"The rice and pasta"
"le" and "un" and "les" and "des" are not interchangeable. In both English and French language, their use is defined by rules which are not always similar.
DEFINITE ARTICLE "the" => le, la, les
As their name explicits, they define nouns: the meal = le repas, is a specific meal, not any meal. Often, when you get longer sentences or a full text, you get hints by context.
- ex: the woman eats THE rice that the cook prepared = la femme mange LE riz que le chef a préparé.
Note1: in English, when you claim a generality, like "men are stronger than women", the French use the definite article: "LES hommes sont plus forts que LES femmes". The same goes for "LE riz et LES pâtes".
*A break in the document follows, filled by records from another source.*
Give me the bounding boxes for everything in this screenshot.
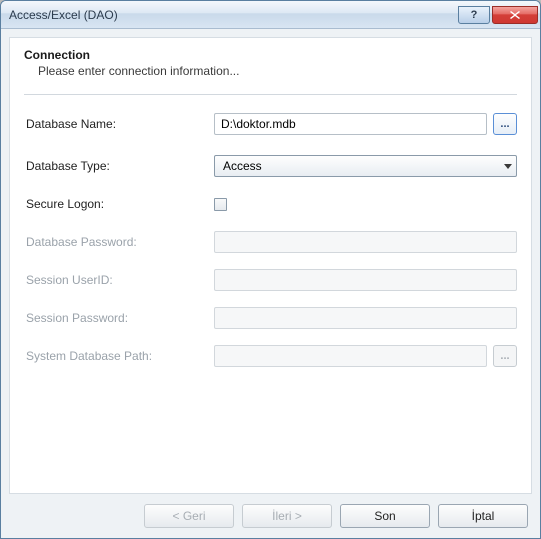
close-button[interactable] [492, 6, 538, 24]
dropdown-value: Access [223, 159, 262, 173]
titlebar[interactable]: Access/Excel (DAO) ? [1, 1, 540, 29]
input-system-db-path [214, 345, 487, 367]
main-panel: Connection Please enter connection infor… [9, 37, 532, 494]
row-session-password: Session Password: [24, 307, 517, 329]
input-session-user [214, 269, 517, 291]
row-session-user: Session UserID: [24, 269, 517, 291]
label-database-type: Database Type: [24, 159, 214, 173]
browse-button[interactable]: ... [493, 113, 517, 135]
help-button[interactable]: ? [458, 6, 490, 24]
row-system-db-path: System Database Path: ... [24, 345, 517, 367]
chevron-down-icon [504, 164, 512, 169]
input-session-password [214, 307, 517, 329]
input-db-password [214, 231, 517, 253]
divider [24, 94, 517, 95]
row-db-password: Database Password: [24, 231, 517, 253]
label-database-name: Database Name: [24, 117, 214, 131]
next-button: İleri > [242, 504, 332, 528]
input-database-name[interactable] [214, 113, 487, 135]
label-session-password: Session Password: [24, 311, 214, 325]
checkbox-secure-logon[interactable] [214, 198, 227, 211]
label-secure-logon: Secure Logon: [24, 197, 214, 211]
cancel-button[interactable]: İptal [438, 504, 528, 528]
row-secure-logon: Secure Logon: [24, 197, 517, 211]
button-bar: < Geri İleri > Son İptal [9, 494, 532, 530]
back-button: < Geri [144, 504, 234, 528]
finish-button[interactable]: Son [340, 504, 430, 528]
header-section: Connection Please enter connection infor… [24, 48, 517, 88]
row-database-type: Database Type: Access [24, 155, 517, 177]
row-database-name: Database Name: ... [24, 113, 517, 135]
browse-system-db-button: ... [493, 345, 517, 367]
label-session-user: Session UserID: [24, 273, 214, 287]
dialog-window: Access/Excel (DAO) ? Connection Please e… [0, 0, 541, 539]
header-subtitle: Please enter connection information... [24, 64, 517, 78]
close-icon [510, 11, 520, 19]
label-system-db-path: System Database Path: [24, 349, 214, 363]
header-title: Connection [24, 48, 517, 62]
window-title: Access/Excel (DAO) [9, 8, 456, 22]
dropdown-database-type[interactable]: Access [214, 155, 517, 177]
label-db-password: Database Password: [24, 235, 214, 249]
content-area: Connection Please enter connection infor… [1, 29, 540, 538]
INDEFINITE ARTICLE "a/an" => un, une, des
In this case, the object is not defined, it is rather "one" thing out of several. - ex: the woman eats A banana = la femme mange UNE banane.
Note2: in English, "a/an" has no plural, whereas in French, the plural of UN/UNE is DES.
- ex: the woman eats bananas = la femme mange DES bananes (= a certain quantity of)
In this case le riz/ the rice would lead one to think it would also be les pâtes/ the pasta. Had it started by talking about some rice..du riz then I would have continued on to des pâtes.
Your statement Le riz et des pâtes would translate as The rice and some pasta. While grammatically correct it would imply something special about the rice but not the pasta.